One thing need notice. In the memory error handler, we didn't kill the
guest if vMCE is not ready, instead, we will simply ignore the
vMCE. In native, system will reboot if MCE in CR4 is not enabled. We
need contain guest access to the broken memory through eithe software
or hardware method.
Keir Fraser [Thu, 10 Jun 2010 21:39:52 +0000 (22:39 +0100)]
tmem: Fix domain lifecycle synchronisation.
Obtaining a domain reference count is neither necessary nor
sufficient. Instead we simply check whether a domain is already dying
when it first becomes a client of tmem. If it is not then we will
correctly clean up later via tmem_destroy() called from domain_kill().

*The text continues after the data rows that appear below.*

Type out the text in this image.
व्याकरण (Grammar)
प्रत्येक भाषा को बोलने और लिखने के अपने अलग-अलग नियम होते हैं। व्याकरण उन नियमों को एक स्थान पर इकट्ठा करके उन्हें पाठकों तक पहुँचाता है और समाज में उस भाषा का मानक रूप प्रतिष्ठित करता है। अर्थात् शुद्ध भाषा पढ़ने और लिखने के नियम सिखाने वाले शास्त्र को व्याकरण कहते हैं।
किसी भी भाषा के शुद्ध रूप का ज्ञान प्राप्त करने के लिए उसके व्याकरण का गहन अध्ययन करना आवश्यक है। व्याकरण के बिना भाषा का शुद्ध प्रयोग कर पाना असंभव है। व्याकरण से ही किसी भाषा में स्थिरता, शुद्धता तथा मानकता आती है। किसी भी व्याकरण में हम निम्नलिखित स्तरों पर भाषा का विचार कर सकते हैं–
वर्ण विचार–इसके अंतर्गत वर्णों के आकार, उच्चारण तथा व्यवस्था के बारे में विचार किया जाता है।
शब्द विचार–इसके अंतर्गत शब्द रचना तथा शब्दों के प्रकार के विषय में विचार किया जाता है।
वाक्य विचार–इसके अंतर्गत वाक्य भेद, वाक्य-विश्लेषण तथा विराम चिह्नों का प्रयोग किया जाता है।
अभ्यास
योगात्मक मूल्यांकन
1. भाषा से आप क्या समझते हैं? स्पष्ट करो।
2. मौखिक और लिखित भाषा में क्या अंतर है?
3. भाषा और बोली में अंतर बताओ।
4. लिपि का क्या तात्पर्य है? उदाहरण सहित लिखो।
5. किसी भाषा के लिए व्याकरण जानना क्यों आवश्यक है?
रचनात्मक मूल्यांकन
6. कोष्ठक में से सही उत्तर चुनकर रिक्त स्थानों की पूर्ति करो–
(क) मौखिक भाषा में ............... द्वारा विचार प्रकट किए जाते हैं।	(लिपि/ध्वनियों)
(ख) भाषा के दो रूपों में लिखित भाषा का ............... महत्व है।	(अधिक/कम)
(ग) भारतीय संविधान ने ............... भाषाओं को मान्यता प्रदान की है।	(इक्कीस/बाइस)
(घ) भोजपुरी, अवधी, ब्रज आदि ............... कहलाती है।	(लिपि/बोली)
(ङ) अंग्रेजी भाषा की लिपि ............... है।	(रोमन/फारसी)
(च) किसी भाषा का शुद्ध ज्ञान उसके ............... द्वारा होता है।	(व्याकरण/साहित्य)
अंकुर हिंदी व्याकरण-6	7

Keir Fraser [Thu, 10 Jun 2010 21:12:36 +0000 (22:12 +0100)]
Tmem: fix domain refcount leak by returning to simpler model
which claims a ref once when the tmem client is first associated
with the domain, and puts it once when the tmem client is
destroyed.
Signed-off-by: Dan Magenheimer <dan.magenheimer@oracle.com>
This disables superpage restore support, but should gain us acceptable
performance when restoring a domain using a pv_ops dom0 kernel. This
is because single-page allocations will be batched rather than issued
singly.
Keir Fraser [Thu, 10 Jun 2010 07:19:11 +0000 (08:19 +0100)]
x86 mce: Clean-up the mc_panic handler.
Firstly, mc_panic should only mc_panic in one CPU to avoid printk
output be mixed.
Secondly, call urgent handler in MCE panic to get error code specific
hander be involved.
Keir Fraser [Thu, 10 Jun 2010 07:18:46 +0000 (08:18 +0100)]
x86 mce: Clean Intel's MCE handler code
Add intel_mce_type check according to Intel's SDM.
Reduce intel_memerr_dhandler()'s indent to make code easily read. And
add a page_off action when we offline the page, so that dom0 can knows
about the action taken by xen hypervisor.
Add a default delay mce handler, which will crash if unknow SRAR error
or fatal error, otherwise, system continue.
Keir Fraser [Thu, 10 Jun 2010 07:18:11 +0000 (08:18 +0100)]
x86 mce: Make mce_action action be usable for both delayed handler and
urgent handler
Originally mce_action is called for delayed hander. Change it to be
used for both delayed handler and urgent handler.Wrap it with
mce_delayed_action for delay handler.
Change the return value to be more clearly.
Change the mca handler from mca_code to a function to be more
flexible. And change the interface to mce_handler to be mca_binfo to
pass more information.
Keir Fraser [Thu, 10 Jun 2010 07:17:38 +0000 (08:17 +0100)]
x86 mce: Clean-up intel mcheck_init
Cleanup intel_mcheck_init, also change the MCA capability check. We
will always use BSP's MCA capability as global value. If there are
some difference between BSP/AP, we will print warning.